Saturday, September 10, 2011

A Handful of Fossil Shells and Vast Reaches of Time

One of my favorite memories of the Fossil Rim Wildlife Center near Glen Rose, Texas, was the parking lot outside of the restricted area. While we were waiting for everyone to return to the shuttle vehicle, the guide reached down and grabbed a handful of what looked like gravel. He put it in my hand. "Fossils," he said.

2011 photo by Kathleen Scott
I looked at the material more closely, and sure enough, they weren't tiny pebbles. They were tiny shells. "Wow," I said. "How old are they?"

"Thirty million years old," he said. "All this land used to be under water. Millions of years ago, tectonic subduction pushed this land upward to where it is now."

Thirty million years is more time than the human mind can comprehend. Even though that much time is less than 1% of the age of the Earth.

How about 2 million years? Can you comprehend that? That's about how long humanoid species have existed.

Or 75,000 years? Which is 25 times as long ago as when Christ lived. That's how long modern human have been around.

Or 7,500 years? When written language was invented.

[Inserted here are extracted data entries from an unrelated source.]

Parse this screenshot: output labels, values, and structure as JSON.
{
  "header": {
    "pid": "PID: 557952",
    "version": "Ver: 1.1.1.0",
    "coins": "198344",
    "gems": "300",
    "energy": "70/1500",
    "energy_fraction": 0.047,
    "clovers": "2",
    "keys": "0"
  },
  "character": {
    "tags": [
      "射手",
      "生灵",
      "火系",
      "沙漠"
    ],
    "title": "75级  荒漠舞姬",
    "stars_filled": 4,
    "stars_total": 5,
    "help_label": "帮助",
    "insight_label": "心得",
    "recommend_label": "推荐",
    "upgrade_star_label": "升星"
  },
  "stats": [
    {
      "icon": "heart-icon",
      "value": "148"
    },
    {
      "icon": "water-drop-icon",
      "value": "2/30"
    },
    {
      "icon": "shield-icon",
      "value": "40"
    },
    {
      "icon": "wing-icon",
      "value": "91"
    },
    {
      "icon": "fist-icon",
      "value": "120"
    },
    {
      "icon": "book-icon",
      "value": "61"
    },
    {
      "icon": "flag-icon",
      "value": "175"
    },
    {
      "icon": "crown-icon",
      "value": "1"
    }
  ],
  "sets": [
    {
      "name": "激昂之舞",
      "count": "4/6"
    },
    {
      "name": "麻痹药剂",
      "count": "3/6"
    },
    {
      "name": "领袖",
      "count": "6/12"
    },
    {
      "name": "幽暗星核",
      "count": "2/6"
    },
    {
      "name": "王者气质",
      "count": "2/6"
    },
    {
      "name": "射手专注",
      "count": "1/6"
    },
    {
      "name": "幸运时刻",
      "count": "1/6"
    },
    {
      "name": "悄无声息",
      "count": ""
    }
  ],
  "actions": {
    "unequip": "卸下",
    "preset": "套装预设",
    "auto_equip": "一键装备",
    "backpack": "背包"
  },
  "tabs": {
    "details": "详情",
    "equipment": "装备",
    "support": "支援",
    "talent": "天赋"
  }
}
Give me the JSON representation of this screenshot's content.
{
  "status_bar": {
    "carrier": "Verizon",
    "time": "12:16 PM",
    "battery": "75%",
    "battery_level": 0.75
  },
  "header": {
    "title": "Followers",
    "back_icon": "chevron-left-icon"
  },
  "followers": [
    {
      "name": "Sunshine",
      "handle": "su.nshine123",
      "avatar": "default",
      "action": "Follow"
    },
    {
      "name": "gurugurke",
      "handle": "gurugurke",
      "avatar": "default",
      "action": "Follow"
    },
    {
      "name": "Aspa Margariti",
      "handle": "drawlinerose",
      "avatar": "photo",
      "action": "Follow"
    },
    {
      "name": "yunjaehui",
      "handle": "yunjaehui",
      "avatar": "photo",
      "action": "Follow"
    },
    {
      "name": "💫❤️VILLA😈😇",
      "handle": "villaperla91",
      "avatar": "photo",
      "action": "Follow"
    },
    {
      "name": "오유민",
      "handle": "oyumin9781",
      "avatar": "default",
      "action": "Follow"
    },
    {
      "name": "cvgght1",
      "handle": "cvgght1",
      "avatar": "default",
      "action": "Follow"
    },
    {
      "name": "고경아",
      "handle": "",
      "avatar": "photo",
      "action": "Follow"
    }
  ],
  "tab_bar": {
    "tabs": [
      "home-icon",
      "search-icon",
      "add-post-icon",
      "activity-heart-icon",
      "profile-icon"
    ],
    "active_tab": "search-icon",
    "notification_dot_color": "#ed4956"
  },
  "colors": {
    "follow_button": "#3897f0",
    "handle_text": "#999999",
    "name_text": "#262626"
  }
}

Or 1,000 years? That time-frame isn't so hard. That's how long we've had printed books.

Here's one for the kids - 60 years since the first digital computer and digital text files.

I love looking at these shells and contemplating the awesome reach of time since they were live creatures. That really happened. The Earth really is 4.5 billion years old, and it has an amazing history. We live on this planet. It's the only home we'll ever have. I think it's important to learn all we can about it, so we can appreciate it when we decide to pay attention to it.

Post by Dennis E. Coates, Ph.D., Copyright 2011. Building Personal Strength .

1 comment:

Kathleen Scott said...

There's a comfort in seeing the ancient today. The feel of continuity and connection. The world has suffered cataclysms since that sea creature lived but earth is still here.